Démocratiser la monnaie sans passer par les banques

La politique de « Quantitative Easing (QE) » (assouplissement quantitatif) menée depuis deux ans par la BCE profite aux marchés financiers, sans assurer la croissance nécessaire.

Interview de Stanislas Jourdan, coordinateur du Mouvement international pour la réforme monétaire et une orientation plus démocratique de la création monétaire de la BCE.

D’où vient cette campagne européenne pour une politique d’assouplissement quantitatif de la création monétaire au service des populations européennes, que devrait mener la BCE ? Avec quels soutiens ?

L’initiative a été lancée par l’association britannique Positive Money il y a un peu plus d’an an, avant le Brexit. Elle a reçu le soutien d’une vingtaine d’ONG européennes, dont la fondation Nicolas Hulot ou le mouvement SOL, avec l’idée de démocratiser à travers la BCE une création monétaire qui ne passerait pas par les banques. Depuis deux ans, la BCE mène une politique de « Quantitative Easing (QE) » en rachetant des dettes des États (80 %) et des entreprises (5 %) d’autres actifs financiers (15%) pour que le secteur financier se remette à prêter et que la croissance reparte.
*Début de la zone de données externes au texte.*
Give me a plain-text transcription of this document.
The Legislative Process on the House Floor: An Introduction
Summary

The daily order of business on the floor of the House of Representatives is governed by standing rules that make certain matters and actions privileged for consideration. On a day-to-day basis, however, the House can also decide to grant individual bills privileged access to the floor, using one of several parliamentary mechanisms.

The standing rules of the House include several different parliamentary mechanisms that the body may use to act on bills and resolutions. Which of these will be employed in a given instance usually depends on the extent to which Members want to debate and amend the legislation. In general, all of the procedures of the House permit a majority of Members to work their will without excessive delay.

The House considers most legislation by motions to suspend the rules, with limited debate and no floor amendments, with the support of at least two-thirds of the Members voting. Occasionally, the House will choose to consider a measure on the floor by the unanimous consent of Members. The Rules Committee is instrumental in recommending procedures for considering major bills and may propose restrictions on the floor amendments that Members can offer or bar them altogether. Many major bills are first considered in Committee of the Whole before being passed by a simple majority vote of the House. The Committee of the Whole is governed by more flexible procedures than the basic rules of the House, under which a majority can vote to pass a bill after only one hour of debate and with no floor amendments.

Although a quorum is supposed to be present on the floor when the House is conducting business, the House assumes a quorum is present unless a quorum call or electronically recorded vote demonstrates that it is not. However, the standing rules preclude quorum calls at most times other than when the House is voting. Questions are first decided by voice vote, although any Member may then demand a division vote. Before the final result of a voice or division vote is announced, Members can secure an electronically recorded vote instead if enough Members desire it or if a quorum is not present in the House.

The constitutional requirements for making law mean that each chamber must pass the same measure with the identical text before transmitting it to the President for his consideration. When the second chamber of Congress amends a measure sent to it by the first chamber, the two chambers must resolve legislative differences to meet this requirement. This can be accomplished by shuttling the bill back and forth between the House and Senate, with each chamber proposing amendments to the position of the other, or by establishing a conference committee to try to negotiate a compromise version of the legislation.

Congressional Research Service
Dans les faits, cette politique, qui pèsera 2 300 milliards d’euros fin 2017, est inégalitaire et largement inefficace. Un État comme la Grèce en est exclue par exemple, et le volet des obligations d’entreprise profite essentiellement aux grandes entreprises cotées qui voient leurs dettes rachetées par la BCE.

Certes les conditions de crédit se sont améliorées, mais la capacité d’endettement des citoyens et des entreprises est limitée. Le point positif est que cela fait baisser le taux d’endettement des gouvernements, leur permettant en théorie de relancer l’économie via la dépense publique. Mais encore une fois, cet effet est neutralisé parce que les États européens n’ont pas le droit de faire de la relance budgétaire. Au final, la croissance n’est pas au rendez-vous en dépit de cette politique, et le taux d’inflation reste très faible.

La BCE n’a pas le droit de donner de l’argent aux États. En quoi cet assouplissement monétaire serait-il un moyen de contournement, notamment à travers la « monnaie hélicoptère » ?

La meilleure des solutions pour rapidement relancer la consommation serait que la création monétaire de la BCE puisse alimenter directement les comptes bancaires de tous les citoyens européens. Plutôt que d’injecter 2,300 milliard d’euros dans les marchés financier, cela pourrait se traduire par l’injection de 1 000 € pour tous les citoyens européens adultes, de façon ponctuelle, en fonction du besoin. La BCE pourrait simultanément financer les banques publiques des différents États sur des stratégies à plus long terme, en matière de transition énergétique par exemple.

Quels sont les freins et en quoi votre action vise-t-elle à les lever ?

Rien dans les Traités n’interdit à la BCE de distribuer de la monnaie directement aux citoyens. Mais les banquiers centraux pensent qu’ils n’ont pas la légitimité politique pour le faire. Il y a de plus en plus de discussions sur ce sujet au sein de la BCE qui est bien consciente que les outils monétaires classiques fonctionnent de moins en moins. Il faut désormais que la BCE affirme sa légitimité politique à orienter une partie de la création monétaire vers les peuples, sans pour autant empiéter sur les prérogatives des gouvernements.